Republicans yesterday did win closely contested Senate races in at least two states, Alabama and Iowa, and flipped at least six House seats, giving them a four-seat net gain in that chamber so far.
But Democrats also picked up two Senate seats, in Colorado and Arizona, and close races remain uncalled in North Carolina, Georgia, Michigan and Maine — most of them potential Democratic pickups. The party’s path to a Senate majority may have narrowed somewhat, but the fate of the chamber, it’s safe to say, still hangs in the balance.
Where we’re at
Based on the states that have already been declared, Biden needs 43 more electoral votes to get to the golden number of 270, and Trump needs 57.
The three Northern states that flipped for Trump in 2016 — Wisconsin, Michigan and Pennsylvania — remain uncalled.
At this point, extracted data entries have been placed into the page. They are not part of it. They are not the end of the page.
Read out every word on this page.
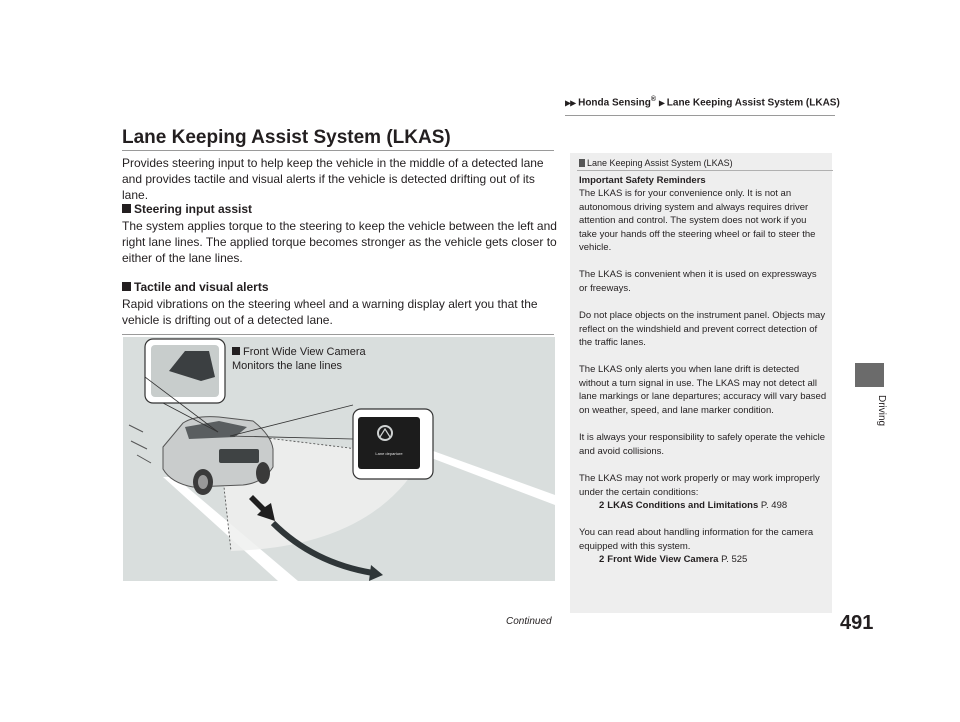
▶▶ Honda Sensing® ▶ Lane Keeping Assist System (LKAS)
Lane Keeping Assist System (LKAS)

Provides steering input to help keep the vehicle in the middle of a detected lane and provides tactile and visual alerts if the vehicle is detected drifting out of its lane.

Steering input assist

The system applies torque to the steering to keep the vehicle between the left and right lane lines. The applied torque becomes stronger as the vehicle gets closer to either of the lane lines.

Tactile and visual alerts

Rapid vibrations on the steering wheel and a warning display alert you that the vehicle is drifting out of a detected lane.

Lane departure
Front Wide View Camera
Monitors the lane lines
Lane Keeping Assist System (LKAS)

Important Safety Reminders

The LKAS is for your convenience only. It is not an autonomous driving system and always requires driver attention and control. The system does not work if you take your hands off the steering wheel or fail to steer the vehicle.

The LKAS is convenient when it is used on expressways or freeways.

Do not place objects on the instrument panel. Objects may reflect on the windshield and prevent correct detection of the traffic lanes.

The LKAS only alerts you when lane drift is detected without a turn signal in use. The LKAS may not detect all lane markings or lane departures; accuracy will vary based on weather, speed, and lane marker condition.

It is always your responsibility to safely operate the vehicle and avoid collisions.

The LKAS may not work properly or may work improperly under the certain conditions:

2 LKAS Conditions and Limitations P. 498

You can read about handling information for the camera equipped with this system.

2 Front Wide View Camera P. 525

Driving
Continued	491
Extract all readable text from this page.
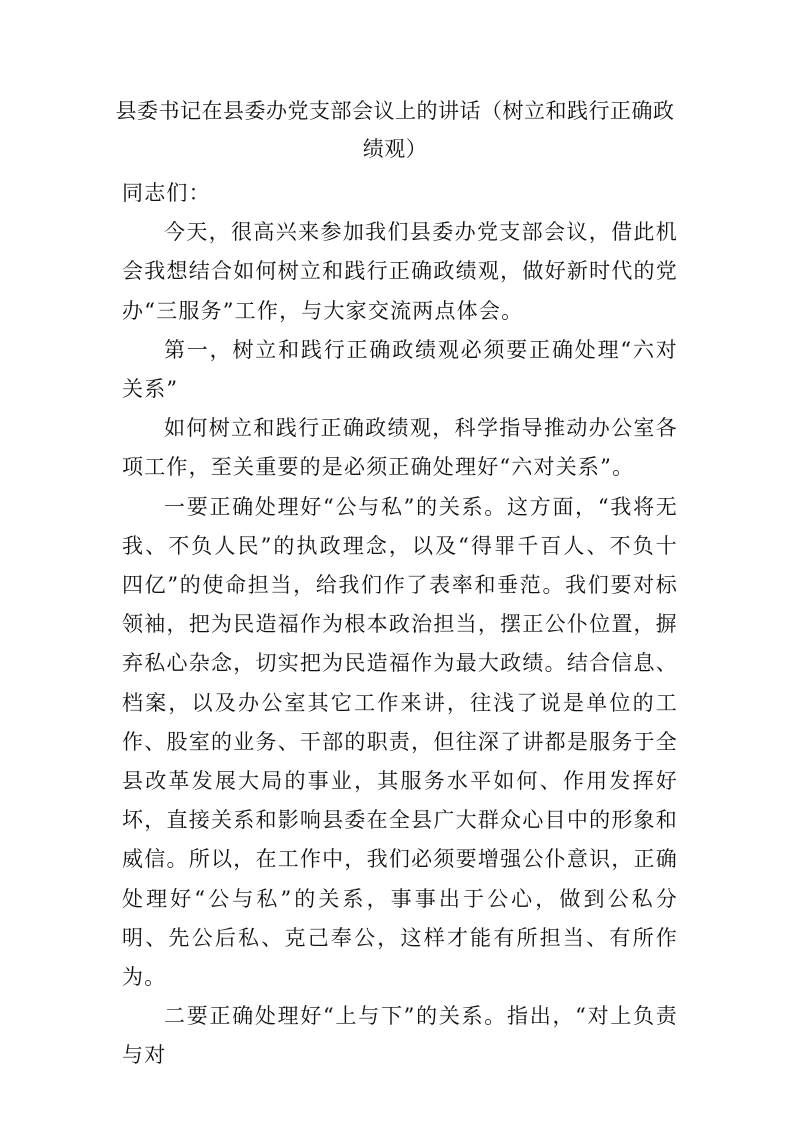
县委书记在县委办党支部会议上的讲话（树立和践行正确政绩观）

同志们：

今天，很高兴来参加我们县委办党支部会议，借此机会我想结合如何树立和践行正确政绩观，做好新时代的党办“三服务”工作，与大家交流两点体会。

第一，树立和践行正确政绩观必须要正确处理“六对关系”

如何树立和践行正确政绩观，科学指导推动办公室各项工作，至关重要的是必须正确处理好“六对关系”。

一要正确处理好“公与私”的关系。这方面，“我将无我、不负人民”的执政理念，以及“得罪千百人、不负十四亿”的使命担当，给我们作了表率和垂范。我们要对标领袖，把为民造福作为根本政治担当，摆正公仆位置，摒弃私心杂念，切实把为民造福作为最大政绩。结合信息、档案，以及办公室其它工作来讲，往浅了说是单位的工作、股室的业务、干部的职责，但往深了讲都是服务于全县改革发展大局的事业，其服务水平如何、作用发挥好坏，直接关系和影响县委在全县广大群众心目中的形象和威信。所以，在工作中，我们必须要增强公仆意识，正确处理好“公与私”的关系，事事出于公心，做到公私分明、先公后私、克己奉公，这样才能有所担当、有所作为。

二要正确处理好“上与下”的关系。指出，“对上负责与对
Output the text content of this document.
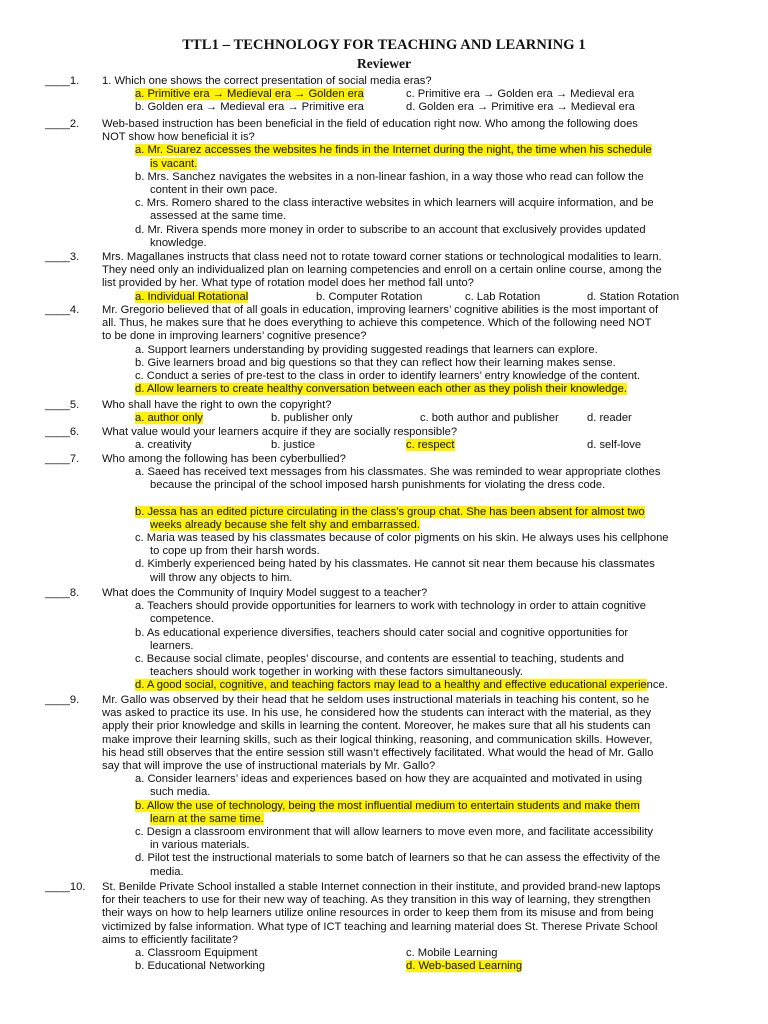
TTL1 – TECHNOLOGY FOR TEACHING AND LEARNING 1
Reviewer
____1. 1. Which one shows the correct presentation of social media eras?
a. Primitive era → Medieval era → Golden era	c. Primitive era → Golden era → Medieval era
b. Golden era → Medieval era → Primitive era	d. Golden era → Primitive era → Medieval era
____2. Web-based instruction has been beneficial in the field of education right now. Who among the following does
NOT show how beneficial it is?
a. Mr. Suarez accesses the websites he finds in the Internet during the night, the time when his schedule
is vacant.
b. Mrs. Sanchez navigates the websites in a non-linear fashion, in a way those who read can follow the
content in their own pace.
c. Mrs. Romero shared to the class interactive websites in which learners will acquire information, and be
assessed at the same time.
d. Mr. Rivera spends more money in order to subscribe to an account that exclusively provides updated
knowledge.
____3. Mrs. Magallanes instructs that class need not to rotate toward corner stations or technological modalities to learn.
They need only an individualized plan on learning competencies and enroll on a certain online course, among the
list provided by her. What type of rotation model does her method fall unto?
a. Individual Rotational	b. Computer Rotation	c. Lab Rotation	d. Station Rotation
____4. Mr. Gregorio believed that of all goals in education, improving learners’ cognitive abilities is the most important of
all. Thus, he makes sure that he does everything to achieve this competence. Which of the following need NOT
to be done in improving learners’ cognitive presence?
a. Support learners understanding by providing suggested readings that learners can explore.
b. Give learners broad and big questions so that they can reflect how their learning makes sense.
c. Conduct a series of pre-test to the class in order to identify learners’ entry knowledge of the content.
d. Allow learners to create healthy conversation between each other as they polish their knowledge.
____5. Who shall have the right to own the copyright?
a. author only	b. publisher only	c. both author and publisher	d. reader
____6. What value would your learners acquire if they are socially responsible?
a. creativity	b. justice	c. respect	d. self-love
____7. Who among the following has been cyberbullied?
a. Saeed has received text messages from his classmates. She was reminded to wear appropriate clothes
because the principal of the school imposed harsh punishments for violating the dress code.
b. Jessa has an edited picture circulating in the class’s group chat. She has been absent for almost two
weeks already because she felt shy and embarrassed.
c. Maria was teased by his classmates because of color pigments on his skin. He always uses his cellphone
to cope up from their harsh words.
d. Kimberly experienced being hated by his classmates. He cannot sit near them because his classmates
will throw any objects to him.
____8. What does the Community of Inquiry Model suggest to a teacher?
a. Teachers should provide opportunities for learners to work with technology in order to attain cognitive
competence.
b. As educational experience diversifies, teachers should cater social and cognitive opportunities for
learners.
c. Because social climate, peoples’ discourse, and contents are essential to teaching, students and
teachers should work together in working with these factors simultaneously.
d. A good social, cognitive, and teaching factors may lead to a healthy and effective educational experience.
____9. Mr. Gallo was observed by their head that he seldom uses instructional materials in teaching his content, so he
was asked to practice its use. In his use, he considered how the students can interact with the material, as they
apply their prior knowledge and skills in learning the content. Moreover, he makes sure that all his students can
make improve their learning skills, such as their logical thinking, reasoning, and communication skills. However,
his head still observes that the entire session still wasn’t effectively facilitated. What would the head of Mr. Gallo
say that will improve the use of instructional materials by Mr. Gallo?
a. Consider learners’ ideas and experiences based on how they are acquainted and motivated in using
such media.
b. Allow the use of technology, being the most influential medium to entertain students and make them
learn at the same time.
c. Design a classroom environment that will allow learners to move even more, and facilitate accessibility
in various materials.
d. Pilot test the instructional materials to some batch of learners so that he can assess the effectivity of the
media.
____10. St. Benilde Private School installed a stable Internet connection in their institute, and provided brand-new laptops
for their teachers to use for their new way of teaching. As they transition in this way of learning, they strengthen
their ways on how to help learners utilize online resources in order to keep them from its misuse and from being
victimized by false information. What type of ICT teaching and learning material does St. Therese Private School
aims to efficiently facilitate?
a. Classroom Equipment	c. Mobile Learning
b. Educational Networking	d. Web-based Learning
So do North Carolina and Georgia, both of which went for him in 2016 but have been heavily targeted by Democrats this cycle, and both of which are double-whammies: They have contested Senate races hitched to the presidential contest.
In many of these still-uncalled states, Trump holds the lead in terms of ballots counted — but that could easily change as more mail-in ballots and some in-person votes continue to be tabulated.
In Georgia, as Biden mentioned in his speech, Democrats are feeling bullish. Many more votes are yet to come in from the Atlanta area; in DeKalb County, for instance, one of the state’s largest, early in-person votes had not even begun to be counted until last night.